Your doctor will diagnose sickle cell based on medical history and your family or blood test to look for sickle cell and hemoglobin mutations.
Children can be diagnosed early if you give young blood test immediately after birth.
How is sickle cell anemia treated?
Sickle cell has no complete cure. These treatments offer doctors control symptoms and relieve pain.
If you or your child is too painful and medicines are ineffective, doctor will inject directly into the muscles or joints strong painkiller narcotic type (nerve blocks for pain). Hydroxyurea inhibits erythrocyte pulp production will be assigned to prevent pain occurs frequently.
You or your child needs extra water and nutrients continuously and need blood transfusions on a regular basis. Meanwhile, the blood which has sickle will be replaced with healthy blood.
Children need frequent use of penicillin to prevent infections.
Your doctor may give you or the child marrow transplant surgery but this method is very complex and requires many conditions for success combined.
Lifestyle changes & home remedies
What are some lifestyle changes or home remedies that can help me manage sickle cell anemia?
The following lifestyles and home remedies might help you cope with this disease:
- Drink plenty of water to prevent dehydration.
- Make healthy diet with plenty of green vegetables rich folate. You should supply folate every day.
- Exercise lightly to increase resistance.
- Get vaccination as prescribed by your doctor.
- Do not go on plane without a pressure chamber.
- Do not abuse painkillers. Although analgesics are indispensable material if you or your child has sickle cell but should only use the prescribed medications and always consult your doctor before taking new voluntary or change medications.
- Do not abuse alcohol, beer and narcotics for pain.

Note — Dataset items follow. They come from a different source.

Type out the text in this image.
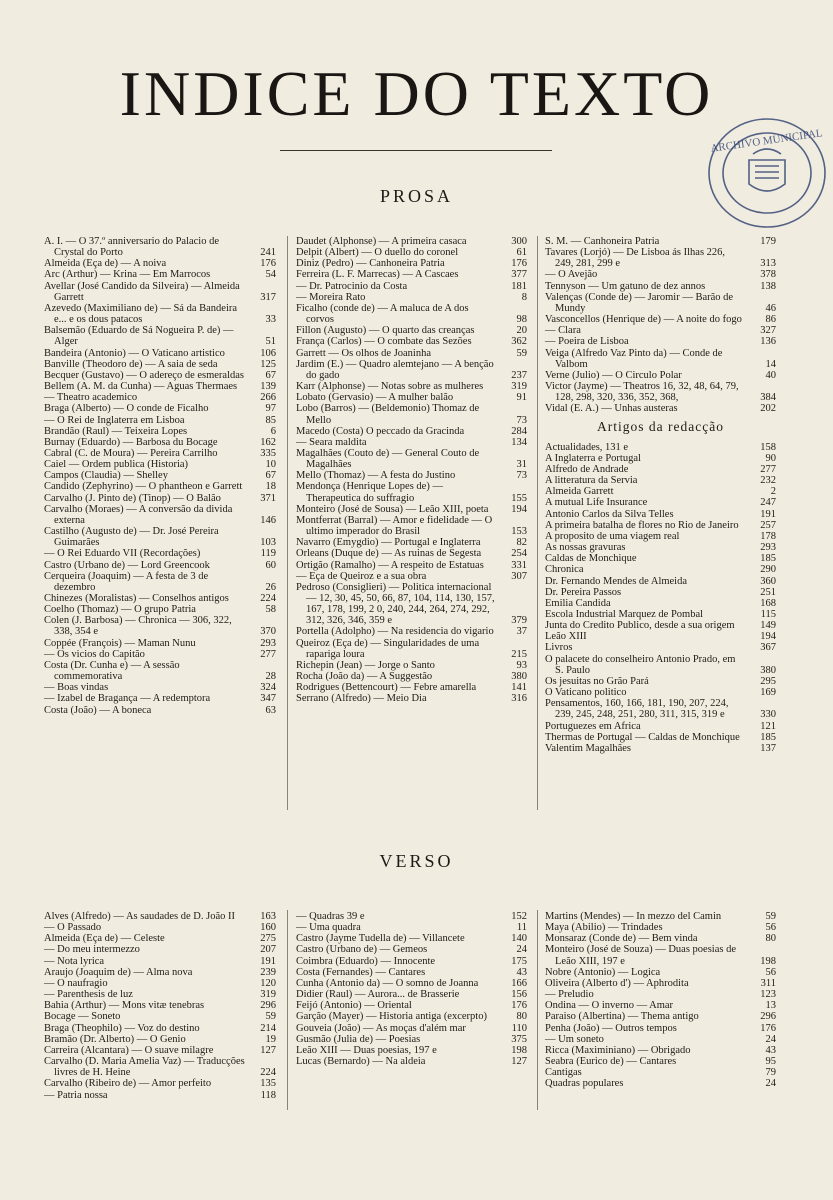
INDICE DO TEXTO
ARCHIVO MUNICIPAL
PROSA
A. I. — O 37.º anniversario do Palacio de Crystal do Porto	241
Almeida (Eça de) — A noiva	176
Arc (Arthur) — Krina — Em Marrocos	54
Avellar (José Candido da Silveira) — Almeida Garrett	317
Azevedo (Maximiliano de) — Sá da Bandeira e... e os dous patacos	33
Balsemão (Eduardo de Sá Nogueira P. de) — Alger	51
Bandeira (Antonio) — O Vaticano artistico	106
Banville (Theodoro de) — A saia de seda	125
Becquer (Gustavo) — O adereço de esmeraldas 67
Bellem (A. M. da Cunha) — Aguas Thermaes 139
— Theatro academico	266
Braga (Alberto) — O conde de Ficalho	97
— O Rei de Inglaterra em Lisboa	85
Brandão (Raul) — Teixeira Lopes	6
Burnay (Eduardo) — Barbosa du Bocage	162
Cabral (C. de Moura) — Pereira Carrilho	335
Caiel — Ordem publica (Historia)	10
Campos (Claudia) — Shelley	67
Candido (Zephyrino) — O phantheon e Garrett 18
Carvalho (J. Pinto de) (Tinop) — O Balão	371
Carvalho (Moraes) — A conversão da divida externa	146
Castilho (Augusto de) — Dr. José Pereira Guimarães	103
— O Rei Eduardo VII (Recordações)	119
Castro (Urbano de) — Lord Greencook	60
Cerqueira (Joaquim) — A festa de 3 de dezembro	26
Chinezes (Moralistas) — Conselhos antigos	224
Coelho (Thomaz) — O grupo Patria	58
Colen (J. Barbosa) — Chronica — 306, 322, 338, 354 e	370
Coppée (François) — Maman Nunu	293
— Os vicios do Capitão	277
Costa (Dr. Cunha e) — A sessão commemorativa	28
— Boas vindas	324
— Izabel de Bragança — A redemptora	347
Costa (João) — A boneca	63
Daudet (Alphonse) — A primeira casaca	300
Delpit (Albert) — O duello do coronel	61
Diniz (Pedro) — Canhoneira Patria	176
Ferreira (L. F. Marrecas) — A Cascaes	377
— Dr. Patrocinio da Costa	181
— Moreira Rato	8
Ficalho (conde de) — A maluca de A dos corvos	98
Fillon (Augusto) — O quarto das creanças	20
França (Carlos) — O combate das Sezões	362
Garrett — Os olhos de Joaninha	59
Jardim (E.) — Quadro alemtejano — A benção do gado	237
Karr (Alphonse) — Notas sobre as mulheres	319
Lobato (Gervasio) — A mulher balão	91
Lobo (Barros) — (Beldemonio) Thomaz de Mello	73
Macedo (Costa) O peccado da Gracinda	284
— Seara maldita	134
Magalhães (Couto de) — General Couto de Magalhães	31
Mello (Thomaz) — A festa do Justino	73
Mendonça (Henrique Lopes de) — Therapeutica do suffragio	155
Monteiro (José de Sousa) — Leão XIII, poeta 194
Montferrat (Barral) — Amor e fidelidade — O ultimo imperador do Brasil	153
Navarro (Emygdio) — Portugal e Inglaterra	82
Orleans (Duque de) — As ruinas de Segesta	254
Ortigão (Ramalho) — A respeito de Estatuas	331
— Eça de Queiroz e a sua obra	307
Pedroso (Consiglieri) — Politica internacional — 12, 30, 45, 50, 66, 87, 104, 114, 130, 157, 167, 178, 199, 2 0, 240, 244, 264, 274, 292, 312, 326, 346, 359 e	379
Portella (Adolpho) — Na residencia do vigario 37
Queiroz (Eça de) — Singularidades de uma rapariga loura	215
Richepin (Jean) — Jorge o Santo	93
Rocha (João da) — A Suggestão	380
Rodrigues (Bettencourt) — Febre amarella	141
Serrano (Alfredo) — Meio Dia	316
S. M. — Canhoneira Patria	179
Tavares (Lorjó) — De Lisboa ás Ilhas 226, 249, 281, 299 e	313
— O Avejão	378
Tennyson — Um gatuno de dez annos	138
Valenças (Conde de) — Jaromir — Barão de Mundy	46
Vasconcellos (Henrique de) — A noite do fogo 86
— Clara	327
— Poeira de Lisboa	136
Veiga (Alfredo Vaz Pinto da) — Conde de Valbom	14
Verne (Julio) — O Circulo Polar	40
Victor (Jayme) — Theatros 16, 32, 48, 64, 79, 128, 298, 320, 336, 352, 368,	384
Vidal (E. A.) — Unhas austeras	202
Artigos da redacção
Actualidades, 131 e	158
A Inglaterra e Portugal	90
Alfredo de Andrade	277
A litteratura da Servia	232
Almeida Garrett	2
A mutual Life Insurance	247
Antonio Carlos da Silva Telles	191
A primeira batalha de flores no Rio de Janeiro 257
A proposito de uma viagem real	178
As nossas gravuras	293
Caldas de Monchique	185
Chronica	290
Dr. Fernando Mendes de Almeida	360
Dr. Pereira Passos	251
Emilia Candida	168
Escola Industrial Marquez de Pombal	115
Junta do Credito Publico, desde a sua origem 149
Leão XIII	194
Livros	367
O palacete do conselheiro Antonio Prado, em S. Paulo	380
Os jesuitas no Grão Pará	295
O Vaticano politico	169
Pensamentos, 160, 166, 181, 190, 207, 224, 239, 245, 248, 251, 280, 311, 315, 319 e	330
Portuguezes em Africa	121
Thermas de Portugal — Caldas de Monchique 185
Valentim Magalhães	137
VERSO
Alves (Alfredo) — As saudades de D. João II 163
— O Passado	160
Almeida (Eça de) — Celeste	275
— Do meu intermezzo	207
— Nota lyrica	191
Araujo (Joaquim de) — Alma nova	239
— O naufragio	120
— Parenthesis de luz	319
Bahia (Arthur) — Mons vitæ tenebras	296
Bocage — Soneto	59
Braga (Theophilo) — Voz do destino	214
Bramão (Dr. Alberto) — O Genio	19
Carreira (Alcantara) — O suave milagre	127
Carvalho (D. Maria Amelia Vaz) — Traducções livres de H. Heine	224
Carvalho (Ribeiro de) — Amor perfeito	135
— Patria nossa	118
— Quadras 39 e	152
— Uma quadra	11
Castro (Jayme Tudella de) — Villancete	140
Castro (Urbano de) — Gemeos	24
Coimbra (Eduardo) — Innocente	175
Costa (Fernandes) — Cantares	43
Cunha (Antonio da) — O somno de Joanna	166
Didier (Raul) — Aurora... de Brasserie	156
Feijó (Antonio) — Oriental	176
Garção (Mayer) — Historia antiga (excerpto)	80
Gouveia (João) — As moças d'além mar	110
Gusmão (Julia de) — Poesias	375
Leão XIII — Duas poesias, 197 e	198
Lucas (Bernardo) — Na aldeia	127
Martins (Mendes) — In mezzo del Camin	59
Maya (Abilio) — Trindades	56
Monsaraz (Conde de) — Bem vinda	80
Monteiro (José de Souza) — Duas poesias de Leão XIII, 197 e	198
Nobre (Antonio) — Logica	56
Oliveira (Alberto d') — Aphrodita	311
— Preludio	123
Ondina — O inverno — Amar	13
Paraiso (Albertina) — Thema antigo	296
Penha (João) — Outros tempos	176
— Um soneto	24
Ricca (Maximiniano) — Obrigado	43
Seabra (Eurico de) — Cantares	95
Cantigas	79
Quadras populares	24
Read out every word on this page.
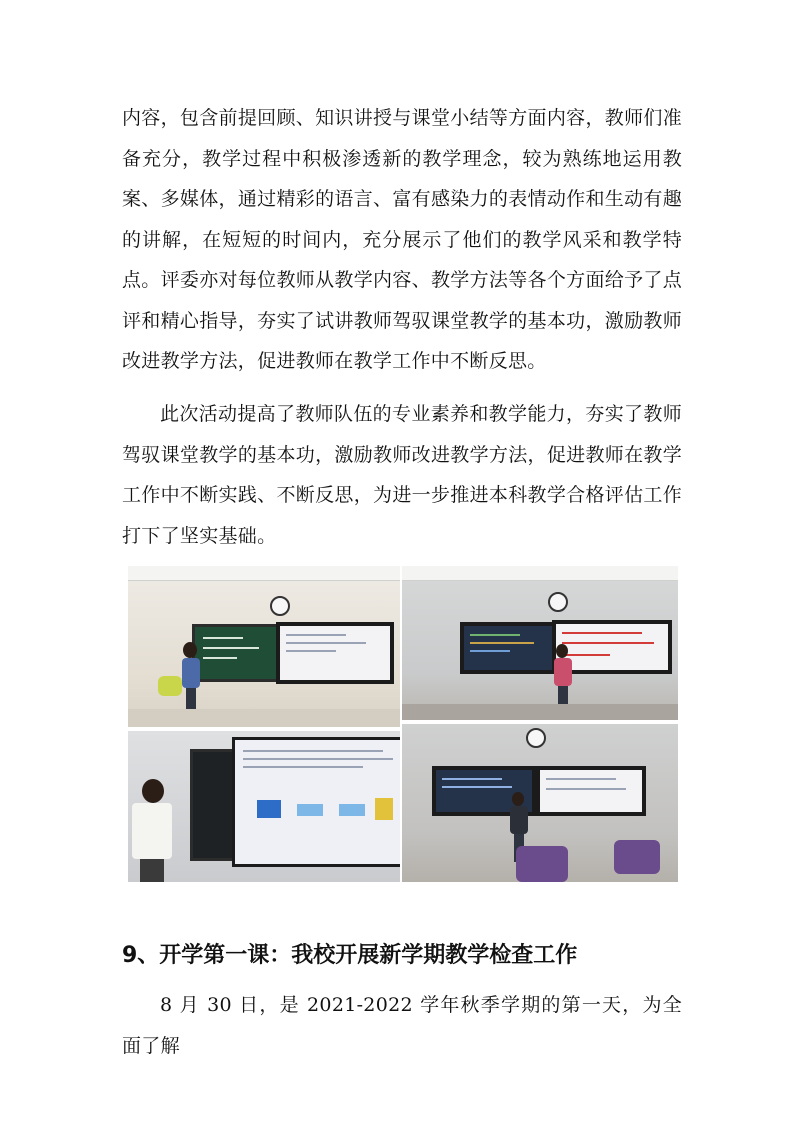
内容，包含前提回顾、知识讲授与课堂小结等方面内容，教师们准备充分，教学过程中积极渗透新的教学理念，较为熟练地运用教案、多媒体，通过精彩的语言、富有感染力的表情动作和生动有趣的讲解，在短短的时间内，充分展示了他们的教学风采和教学特点。评委亦对每位教师从教学内容、教学方法等各个方面给予了点评和精心指导，夯实了试讲教师驾驭课堂教学的基本功，激励教师改进教学方法，促进教师在教学工作中不断反思。

此次活动提高了教师队伍的专业素养和教学能力，夯实了教师驾驭课堂教学的基本功，激励教师改进教学方法，促进教师在教学工作中不断实践、不断反思，为进一步推进本科教学合格评估工作打下了坚实基础。

9、开学第一课：我校开展新学期教学检查工作

8 月 30 日，是 2021-2022 学年秋季学期的第一天，为全面了解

If you have any questions, please consult with your doctor to better understand the best solution for you.
Hello Health Group does not provide medical advice, diagnosis or treatment.
Review Date: May 30, 2016 | Last Modified: December 13, 2019
Ferri, Fred. Ferri’s Netter Patient Advisor. Philadelphia, PA: Saunders / Elsevier, 2012. Print edition.
Porter, R. S., Kaplan, J. L., Homeier, B. P., & Albert, R. K. (2009). The Merck manual home health handbook. Whitehouse Station, NJ, Merck Research Laboratories. Print edition. Page 1037.